Talvez seja esta a característica de O Jogo da Imitação: trata-se de um filme cauteloso. Tyldum não assume determinados riscos que se impõem a sua narrativa e, entre a trama de espionagem e os conflitos psicológicos do seu protagonista, fica em um meio termo que não compromete o resultado, mas também o torna esquecível até que se assista a um próximo filme ambientado no mesmo período e com o mesmo tom. O elenco é interessante, sobretudo Benedict Cumberbatch, que sabe conduzir muito bem a trajetória do seu conturbado personagem sem maiores afetações. Há também Keira Knightley, melhorando sensivelmente como atriz, ainda que sua personagem aqui soe forçada em sua função de manter o espectador ciente dos conflitos de Turning com sua sexualidade, algo desnecessário, mas trata-se de um elemento importante para a trama e que por vezes é o único impulsionador das emoções mais profundas do protagonista.

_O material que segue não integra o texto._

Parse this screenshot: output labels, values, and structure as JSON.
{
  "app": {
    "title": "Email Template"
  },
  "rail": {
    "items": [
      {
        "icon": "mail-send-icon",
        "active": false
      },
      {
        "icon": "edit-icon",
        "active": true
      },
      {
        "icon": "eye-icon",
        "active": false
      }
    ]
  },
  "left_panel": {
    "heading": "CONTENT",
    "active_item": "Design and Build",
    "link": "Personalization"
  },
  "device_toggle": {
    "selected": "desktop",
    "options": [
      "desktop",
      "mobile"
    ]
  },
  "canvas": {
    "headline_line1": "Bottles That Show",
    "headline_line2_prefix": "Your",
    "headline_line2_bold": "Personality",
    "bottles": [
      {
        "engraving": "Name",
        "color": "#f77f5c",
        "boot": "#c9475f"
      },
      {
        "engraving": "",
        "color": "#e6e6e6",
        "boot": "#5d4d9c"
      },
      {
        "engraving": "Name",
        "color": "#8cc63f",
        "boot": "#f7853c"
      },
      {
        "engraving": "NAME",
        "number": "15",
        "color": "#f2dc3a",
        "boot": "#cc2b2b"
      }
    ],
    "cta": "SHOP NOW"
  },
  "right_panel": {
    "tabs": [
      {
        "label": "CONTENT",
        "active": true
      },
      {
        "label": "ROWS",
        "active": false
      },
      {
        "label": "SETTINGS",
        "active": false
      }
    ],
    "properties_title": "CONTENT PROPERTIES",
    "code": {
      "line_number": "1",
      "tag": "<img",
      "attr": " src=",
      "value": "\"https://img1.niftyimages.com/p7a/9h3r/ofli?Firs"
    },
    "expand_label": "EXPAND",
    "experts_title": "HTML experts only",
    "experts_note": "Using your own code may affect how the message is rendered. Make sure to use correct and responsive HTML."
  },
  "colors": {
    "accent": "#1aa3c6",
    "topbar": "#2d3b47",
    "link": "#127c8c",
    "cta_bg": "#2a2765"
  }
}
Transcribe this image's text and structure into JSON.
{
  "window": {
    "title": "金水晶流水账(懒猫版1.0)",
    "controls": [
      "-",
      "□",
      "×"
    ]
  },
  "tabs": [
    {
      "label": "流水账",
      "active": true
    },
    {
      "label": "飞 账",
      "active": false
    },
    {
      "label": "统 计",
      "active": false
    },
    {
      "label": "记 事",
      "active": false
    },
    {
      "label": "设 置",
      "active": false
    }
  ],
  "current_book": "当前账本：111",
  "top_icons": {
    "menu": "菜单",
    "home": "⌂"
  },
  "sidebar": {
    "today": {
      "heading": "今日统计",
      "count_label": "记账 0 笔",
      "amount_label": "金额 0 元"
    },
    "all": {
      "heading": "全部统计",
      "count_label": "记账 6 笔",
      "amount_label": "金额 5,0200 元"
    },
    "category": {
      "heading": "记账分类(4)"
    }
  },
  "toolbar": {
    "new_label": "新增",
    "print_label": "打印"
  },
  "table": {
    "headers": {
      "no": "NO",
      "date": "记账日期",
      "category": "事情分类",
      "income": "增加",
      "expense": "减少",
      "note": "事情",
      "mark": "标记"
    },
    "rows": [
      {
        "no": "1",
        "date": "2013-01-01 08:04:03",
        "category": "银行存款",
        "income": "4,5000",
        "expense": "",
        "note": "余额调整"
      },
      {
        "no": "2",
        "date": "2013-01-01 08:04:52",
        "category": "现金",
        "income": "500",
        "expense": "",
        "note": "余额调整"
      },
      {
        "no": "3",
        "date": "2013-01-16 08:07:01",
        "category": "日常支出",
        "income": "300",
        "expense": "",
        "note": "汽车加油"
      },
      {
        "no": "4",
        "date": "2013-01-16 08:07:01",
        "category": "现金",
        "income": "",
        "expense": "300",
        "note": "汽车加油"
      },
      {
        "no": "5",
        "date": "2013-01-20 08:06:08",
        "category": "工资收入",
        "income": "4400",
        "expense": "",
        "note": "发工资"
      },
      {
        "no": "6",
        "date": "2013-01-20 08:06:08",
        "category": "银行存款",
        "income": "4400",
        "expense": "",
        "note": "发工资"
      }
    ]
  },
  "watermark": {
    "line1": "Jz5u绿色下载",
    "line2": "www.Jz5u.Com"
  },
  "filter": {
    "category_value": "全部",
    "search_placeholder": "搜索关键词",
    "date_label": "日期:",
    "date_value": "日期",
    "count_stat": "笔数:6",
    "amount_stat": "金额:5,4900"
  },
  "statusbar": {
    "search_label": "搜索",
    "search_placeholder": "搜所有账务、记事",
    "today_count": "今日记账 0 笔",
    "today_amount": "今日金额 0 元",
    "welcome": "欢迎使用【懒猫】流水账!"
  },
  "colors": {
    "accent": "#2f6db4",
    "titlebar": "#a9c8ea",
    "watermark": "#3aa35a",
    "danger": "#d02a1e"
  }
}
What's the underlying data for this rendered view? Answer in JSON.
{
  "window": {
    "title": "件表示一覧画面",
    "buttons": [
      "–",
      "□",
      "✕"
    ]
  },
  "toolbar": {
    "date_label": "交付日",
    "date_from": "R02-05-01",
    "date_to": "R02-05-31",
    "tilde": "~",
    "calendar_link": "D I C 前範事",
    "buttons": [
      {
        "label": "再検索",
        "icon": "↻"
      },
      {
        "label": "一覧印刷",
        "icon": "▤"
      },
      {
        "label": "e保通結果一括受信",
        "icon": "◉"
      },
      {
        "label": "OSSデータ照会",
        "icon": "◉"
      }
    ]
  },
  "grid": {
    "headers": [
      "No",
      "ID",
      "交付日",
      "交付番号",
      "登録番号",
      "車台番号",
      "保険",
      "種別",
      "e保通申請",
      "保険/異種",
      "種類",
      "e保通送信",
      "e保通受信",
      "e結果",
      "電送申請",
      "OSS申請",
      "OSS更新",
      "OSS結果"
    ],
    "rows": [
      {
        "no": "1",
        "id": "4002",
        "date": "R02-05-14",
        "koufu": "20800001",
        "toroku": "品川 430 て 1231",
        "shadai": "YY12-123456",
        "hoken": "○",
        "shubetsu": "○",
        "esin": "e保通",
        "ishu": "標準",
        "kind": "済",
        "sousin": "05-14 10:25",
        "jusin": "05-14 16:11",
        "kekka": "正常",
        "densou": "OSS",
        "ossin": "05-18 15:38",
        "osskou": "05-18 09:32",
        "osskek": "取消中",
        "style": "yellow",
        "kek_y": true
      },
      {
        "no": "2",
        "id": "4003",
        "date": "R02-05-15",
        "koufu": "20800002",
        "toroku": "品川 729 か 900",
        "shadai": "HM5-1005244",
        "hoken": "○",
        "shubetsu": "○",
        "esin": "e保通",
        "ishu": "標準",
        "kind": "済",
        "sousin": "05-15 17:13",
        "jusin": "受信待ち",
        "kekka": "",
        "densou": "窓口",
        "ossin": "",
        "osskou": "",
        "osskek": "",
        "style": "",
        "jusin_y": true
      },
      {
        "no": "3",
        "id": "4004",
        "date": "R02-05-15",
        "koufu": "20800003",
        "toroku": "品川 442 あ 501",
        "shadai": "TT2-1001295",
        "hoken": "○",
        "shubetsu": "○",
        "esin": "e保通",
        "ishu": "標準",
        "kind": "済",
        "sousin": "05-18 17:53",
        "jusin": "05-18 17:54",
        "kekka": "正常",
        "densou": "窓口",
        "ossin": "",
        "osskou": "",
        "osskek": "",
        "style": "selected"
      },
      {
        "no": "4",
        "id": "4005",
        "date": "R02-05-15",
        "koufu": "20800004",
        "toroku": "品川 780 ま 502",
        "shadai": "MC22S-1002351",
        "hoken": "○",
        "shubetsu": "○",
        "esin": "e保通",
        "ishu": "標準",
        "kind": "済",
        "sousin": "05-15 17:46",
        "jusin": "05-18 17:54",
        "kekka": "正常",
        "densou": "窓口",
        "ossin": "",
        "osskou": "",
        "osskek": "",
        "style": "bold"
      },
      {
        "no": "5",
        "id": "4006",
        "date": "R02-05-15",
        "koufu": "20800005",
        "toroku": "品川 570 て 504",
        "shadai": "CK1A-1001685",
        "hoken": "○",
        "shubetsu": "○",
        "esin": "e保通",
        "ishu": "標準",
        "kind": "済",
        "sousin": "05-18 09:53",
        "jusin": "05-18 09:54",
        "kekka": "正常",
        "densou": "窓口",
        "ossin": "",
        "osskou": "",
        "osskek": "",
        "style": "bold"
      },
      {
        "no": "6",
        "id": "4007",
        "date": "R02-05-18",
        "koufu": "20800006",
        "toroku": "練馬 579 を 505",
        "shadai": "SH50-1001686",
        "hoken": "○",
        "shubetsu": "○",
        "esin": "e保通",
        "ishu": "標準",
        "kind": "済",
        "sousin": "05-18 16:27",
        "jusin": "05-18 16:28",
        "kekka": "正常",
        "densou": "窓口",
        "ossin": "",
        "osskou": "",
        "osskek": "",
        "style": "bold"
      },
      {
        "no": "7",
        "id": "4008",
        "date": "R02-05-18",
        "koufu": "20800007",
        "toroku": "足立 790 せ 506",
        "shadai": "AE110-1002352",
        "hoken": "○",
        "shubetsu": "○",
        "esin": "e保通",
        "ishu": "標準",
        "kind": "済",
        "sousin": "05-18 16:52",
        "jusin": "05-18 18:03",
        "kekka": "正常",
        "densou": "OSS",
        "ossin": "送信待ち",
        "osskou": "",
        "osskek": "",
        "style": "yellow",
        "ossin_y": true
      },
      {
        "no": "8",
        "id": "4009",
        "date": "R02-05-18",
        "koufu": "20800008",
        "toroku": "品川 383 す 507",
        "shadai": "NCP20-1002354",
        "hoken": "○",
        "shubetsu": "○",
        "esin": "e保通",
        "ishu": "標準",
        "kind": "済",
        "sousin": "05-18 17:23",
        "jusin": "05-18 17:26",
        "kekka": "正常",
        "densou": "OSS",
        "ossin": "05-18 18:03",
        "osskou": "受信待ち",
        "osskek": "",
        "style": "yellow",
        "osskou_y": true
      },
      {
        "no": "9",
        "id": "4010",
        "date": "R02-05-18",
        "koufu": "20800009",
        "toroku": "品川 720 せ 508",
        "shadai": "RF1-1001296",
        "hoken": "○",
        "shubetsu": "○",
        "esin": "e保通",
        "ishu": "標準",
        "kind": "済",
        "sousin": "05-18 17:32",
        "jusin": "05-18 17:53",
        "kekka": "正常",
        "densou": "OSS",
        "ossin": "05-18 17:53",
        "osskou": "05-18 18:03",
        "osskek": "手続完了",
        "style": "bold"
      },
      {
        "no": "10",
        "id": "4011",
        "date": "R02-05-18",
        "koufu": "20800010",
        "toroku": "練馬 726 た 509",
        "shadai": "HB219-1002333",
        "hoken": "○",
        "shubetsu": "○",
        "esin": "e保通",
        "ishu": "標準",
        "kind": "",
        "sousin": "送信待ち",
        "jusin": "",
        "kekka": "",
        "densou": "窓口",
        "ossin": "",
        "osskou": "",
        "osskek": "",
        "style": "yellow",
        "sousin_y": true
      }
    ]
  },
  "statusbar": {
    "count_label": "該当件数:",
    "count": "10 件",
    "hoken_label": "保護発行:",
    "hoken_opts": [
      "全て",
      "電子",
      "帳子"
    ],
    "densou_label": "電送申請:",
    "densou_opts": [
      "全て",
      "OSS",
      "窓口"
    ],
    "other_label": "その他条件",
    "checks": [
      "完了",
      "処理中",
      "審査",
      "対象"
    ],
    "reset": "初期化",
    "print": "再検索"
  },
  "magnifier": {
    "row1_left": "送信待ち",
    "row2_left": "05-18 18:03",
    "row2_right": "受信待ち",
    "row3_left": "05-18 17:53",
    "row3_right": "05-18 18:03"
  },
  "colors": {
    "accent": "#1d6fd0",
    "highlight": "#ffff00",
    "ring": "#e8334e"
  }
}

Benedict Cumberbatch as Turing with Keira Knightley as Joan Clarke in The Imitation Game.

Sem grandes picos de emoção ou frescor cinematográfico, O Jogo da Imitação é um filme com temas controversos em uma roupagem tradicional. Tão sufocado em seus propósitos quanto a sexualidade do seu protagonista, O Jogo da Imitação é um “jogador” conhecido da temporada de prêmios, um filme que está na seleção para agradar uma média de eleitores e que pode nem ser mais repercutido pelos próximos anos. No entanto, existe uma história omitida e um propósito humano de torná-la pública que supera qualquer critério de avaliação estritamente cinematográfico e o faz ocupar um lugar no mínimo especial.